Anti-virulence activity of dihydrocuminyl aldehyde and nisin against spoilage bacterium Pseudomonas aeruginosa XZ01

The aim of this study was to investigate the anti-virulence potential and mechanism of Perilla frutescens-derived dihydrocuminyl aldehyde (DCA) against the spoilage bacterium Pseudomonas aeruginosa XZ01 derived from rotten chicken meat using transcriptome sequencing and 1H NMR-based metabolomics.

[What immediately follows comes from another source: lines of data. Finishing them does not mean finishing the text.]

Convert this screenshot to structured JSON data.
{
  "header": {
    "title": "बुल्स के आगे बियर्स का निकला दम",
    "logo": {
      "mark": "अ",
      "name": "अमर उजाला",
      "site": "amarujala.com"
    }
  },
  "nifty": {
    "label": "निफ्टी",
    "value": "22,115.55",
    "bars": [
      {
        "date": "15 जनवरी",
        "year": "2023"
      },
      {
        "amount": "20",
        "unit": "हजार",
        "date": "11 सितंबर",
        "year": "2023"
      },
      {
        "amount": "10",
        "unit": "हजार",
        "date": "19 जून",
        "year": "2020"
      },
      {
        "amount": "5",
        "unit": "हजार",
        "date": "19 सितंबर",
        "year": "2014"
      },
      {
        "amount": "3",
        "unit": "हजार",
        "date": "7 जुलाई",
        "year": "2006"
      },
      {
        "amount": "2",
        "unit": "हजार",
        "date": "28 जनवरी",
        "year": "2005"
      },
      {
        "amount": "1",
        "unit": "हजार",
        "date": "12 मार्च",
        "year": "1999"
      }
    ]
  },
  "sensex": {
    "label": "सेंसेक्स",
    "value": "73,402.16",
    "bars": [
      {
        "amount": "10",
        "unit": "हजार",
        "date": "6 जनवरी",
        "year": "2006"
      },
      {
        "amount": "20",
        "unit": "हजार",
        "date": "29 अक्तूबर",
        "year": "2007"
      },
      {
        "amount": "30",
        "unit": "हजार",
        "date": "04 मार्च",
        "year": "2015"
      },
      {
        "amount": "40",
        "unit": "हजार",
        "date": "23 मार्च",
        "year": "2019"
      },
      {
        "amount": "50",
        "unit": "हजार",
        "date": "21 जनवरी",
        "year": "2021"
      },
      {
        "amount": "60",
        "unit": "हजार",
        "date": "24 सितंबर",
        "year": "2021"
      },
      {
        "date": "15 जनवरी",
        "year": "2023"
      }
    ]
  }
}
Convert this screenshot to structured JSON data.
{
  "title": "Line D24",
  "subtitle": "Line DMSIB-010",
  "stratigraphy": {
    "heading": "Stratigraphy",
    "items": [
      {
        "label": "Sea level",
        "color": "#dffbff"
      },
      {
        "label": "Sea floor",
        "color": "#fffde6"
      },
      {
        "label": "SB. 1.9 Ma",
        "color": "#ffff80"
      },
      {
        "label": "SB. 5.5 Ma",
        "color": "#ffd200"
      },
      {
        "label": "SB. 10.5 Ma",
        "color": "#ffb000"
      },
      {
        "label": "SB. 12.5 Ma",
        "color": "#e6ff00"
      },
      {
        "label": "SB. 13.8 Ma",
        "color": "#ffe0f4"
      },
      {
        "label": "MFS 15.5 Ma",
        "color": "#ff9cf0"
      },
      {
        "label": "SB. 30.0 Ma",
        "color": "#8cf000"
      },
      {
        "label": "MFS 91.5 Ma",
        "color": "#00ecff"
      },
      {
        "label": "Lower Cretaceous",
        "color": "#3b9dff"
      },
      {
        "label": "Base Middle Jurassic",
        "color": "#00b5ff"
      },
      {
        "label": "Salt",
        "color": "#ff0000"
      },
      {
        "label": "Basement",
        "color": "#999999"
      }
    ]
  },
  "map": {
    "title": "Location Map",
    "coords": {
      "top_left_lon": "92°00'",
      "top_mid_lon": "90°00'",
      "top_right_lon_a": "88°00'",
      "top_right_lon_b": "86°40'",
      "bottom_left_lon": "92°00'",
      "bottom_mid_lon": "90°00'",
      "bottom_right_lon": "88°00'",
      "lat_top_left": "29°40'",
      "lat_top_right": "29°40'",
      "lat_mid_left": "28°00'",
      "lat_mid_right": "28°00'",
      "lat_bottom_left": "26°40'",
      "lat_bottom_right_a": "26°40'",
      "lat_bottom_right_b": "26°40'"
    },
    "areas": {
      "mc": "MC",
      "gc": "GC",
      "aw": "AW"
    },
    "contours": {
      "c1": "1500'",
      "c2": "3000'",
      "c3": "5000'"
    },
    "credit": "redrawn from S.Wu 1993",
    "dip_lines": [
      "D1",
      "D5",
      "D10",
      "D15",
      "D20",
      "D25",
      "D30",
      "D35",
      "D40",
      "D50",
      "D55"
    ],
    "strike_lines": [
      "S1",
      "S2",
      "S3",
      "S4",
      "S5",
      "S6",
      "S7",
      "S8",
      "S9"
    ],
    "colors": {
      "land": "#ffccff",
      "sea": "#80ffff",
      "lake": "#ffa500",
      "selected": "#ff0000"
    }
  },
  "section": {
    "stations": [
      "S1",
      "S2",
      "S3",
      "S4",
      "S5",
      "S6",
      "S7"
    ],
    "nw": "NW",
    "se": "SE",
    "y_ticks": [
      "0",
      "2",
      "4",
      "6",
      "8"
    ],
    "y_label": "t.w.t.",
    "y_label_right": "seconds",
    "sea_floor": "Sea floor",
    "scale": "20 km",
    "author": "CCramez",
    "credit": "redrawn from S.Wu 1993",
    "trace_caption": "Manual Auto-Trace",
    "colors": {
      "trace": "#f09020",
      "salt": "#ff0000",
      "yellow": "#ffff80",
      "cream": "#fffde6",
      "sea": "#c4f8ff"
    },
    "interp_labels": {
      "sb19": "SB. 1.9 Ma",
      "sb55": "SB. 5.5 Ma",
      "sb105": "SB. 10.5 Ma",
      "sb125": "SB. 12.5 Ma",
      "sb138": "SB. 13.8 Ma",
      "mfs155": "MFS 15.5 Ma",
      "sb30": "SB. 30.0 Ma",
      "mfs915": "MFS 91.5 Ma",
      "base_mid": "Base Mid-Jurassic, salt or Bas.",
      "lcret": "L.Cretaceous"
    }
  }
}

At concentrations ranging from 1 to 3 & mu;L/mL, DCA notably reduced the production of protease, elastase, pyocyanin, and rhamnolipid. The synergistic effects of DCA and nisin on biofilm formation and their ability to disrupt the preformed biofilms of P. aeruginosa XZ01 were also investigated through scanning electron microscopy and confocal laser scanning microscopy. Mechanistically, the potential of DCA to down-regulate quorum sensing (QS)-related genes, boost membrane permeability, and suppress the efflux system and outer membrane porin facilitated the anti-virulence effects and increased susceptibility of biofilm cells to nisin. DCA treatment also induced energy metabolism disorder, inhibited antioxidant enzymes, and intensified oxidative stress, leading to protein metabolism and DNA synthesis disorder, and ultimately attenuated virulence and spoilage efficiency of P. aeruginosa XZ01. Our results indicate that DCA has the potential to function as an anti-virulence agent to defend against foodborne pathogens.

Automated summary

The anti-virulence potential and mechanism of Perilla frutescens-derived dihydrocuminyl aldehyde (DCA) against Pseudomonas aeruginosa XZ01 were investigated using transcriptome sequencing and metabolomics. DCA effectively reduced the production of virulence factors and disrupted biofilm formation. Mechanistically, DCA down-regulated quorum sensing-related genes, increased membrane permeability, and suppressed efflux systems, leading to heightened susceptibility to nisin and metabolic disorders.